圧力摂動熱量測定(PPC)は、溶液に対する圧力摂動により生じた熱量変化を測定することで、溶質の熱膨張係数を測定する手法で、蛋白質の熱転移における部分体積変化、熱膨張係数変化を評価することができる。本プロトコールでは示差走査熱量計(DSC)とPPCアクセサリーとを使用して、蛋白質の熱転移に伴う部分体積変化を評価する方法の概略を述べる。実験としては、溶液の精密密度測定による溶質の部分体積の評価と、計4種類のPPC測定(水、buffer、サンプルの組み合わせ)とを行う。またデータ解析としてPPC測定データから熱膨張係数を評価し、蛋白質熱転移の多状態解析により体積変化を評価する。

イントロダクション

圧力摂動熱量測定(PPC)は一定温度で、溶液に減圧・加圧を行うことで生じる熱量変化を測定することで、溶質の熱膨張係数を精度よく評価する比較的新しい手法である(1)。蛋白質などの生体物質のPPC測定も行われており、蛋白質の熱転移に伴う部分体積変化、熱膨張係数変化が評価されている。部分体積、熱膨張係数は溶質の水和状態に敏感に影響される熱力学量として注目されている。

装置、器具、試薬

筆者らはMicroCal VP-DSCとPPCアクセサリーとを使用した。(現在GEヘルスケア社がMicroCal VP-DSCの販売を行っている。またTA Instrument社装置NanoDSCもPPC測定が可能な仕様となっている)。

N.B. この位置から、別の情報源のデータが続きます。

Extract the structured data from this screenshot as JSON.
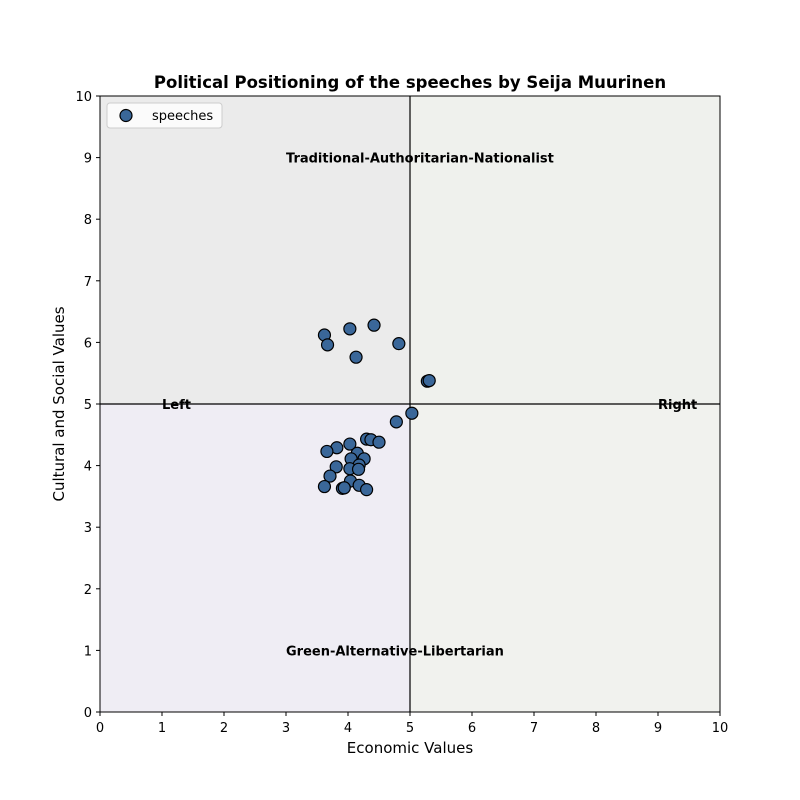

  • MicroCal VP-DSC (GEヘルスケア社)
  • PPCアクセサリー(GEヘルスケア社)
  • 窒素ガスボンベ(加圧用)
  • 振動式密度計DMA5000 (Anton-Paar社)

実験手順

1日目
PPCシステムのセットアップ
測定試料の準備

2日目
水-水測定
水-buffer測定

3日目
buffer-buffer測定
buffer-サンプル測定
密度測定

4日目
データ解析(1):熱膨張係数の評価
データ解析(2):2状態、3状態解析による体積変化の評価

実験の詳細

1日目

以下は筆者が使用しているMaicroCal社装置VP-DSCとPPCアクセサリーでのPPC測定手順である。(PPC測定はDSC装置を使用して行う。一般的なDSC測定については文献2を参照して下さい)。

PPCシステムのセットアップ

図1にDSC装置とPPCアクセサリーの概念図を示した。PPC測定は通常DSC測定を行っている装置のセルのフタをPPCアクセサリーのフタに変更して行う。PPCアクセサリーは加圧用窒素ボンベと接続している。窒素ボンベの圧力を50~75 psi(3~5 atm程度)に調節する。圧力が高いほど観測される熱量は大きくなるが、セルの耐圧限界以上に加圧しないように注意する。(筆者が使用している装置はセルの耐圧限界が80 psiである。セルの耐圧限界は装置・型式により異なるので注意する)。

測定試料の準備

測定するサンプルはDSCの場合と同様にbufferを外液として透析を行う(2)。PPC測定では感度を上げるために、サンプル濃度は2.5 mg/ml以上の高濃度で行うことが推奨されている。筆者の使用している装置では1回の測定で1 ml程度のサンプル量が必要である。

2日目

水-水測定

蛋白質溶液のDSC測定では通常buffer測定とサンプル測定の2回の測定を行うが、PPC測定では水-水測定、水-Bf(サンプル側セル)測定、Bf-Bf測定、Bf-サンプル測定の4回の測定を行う必要がある。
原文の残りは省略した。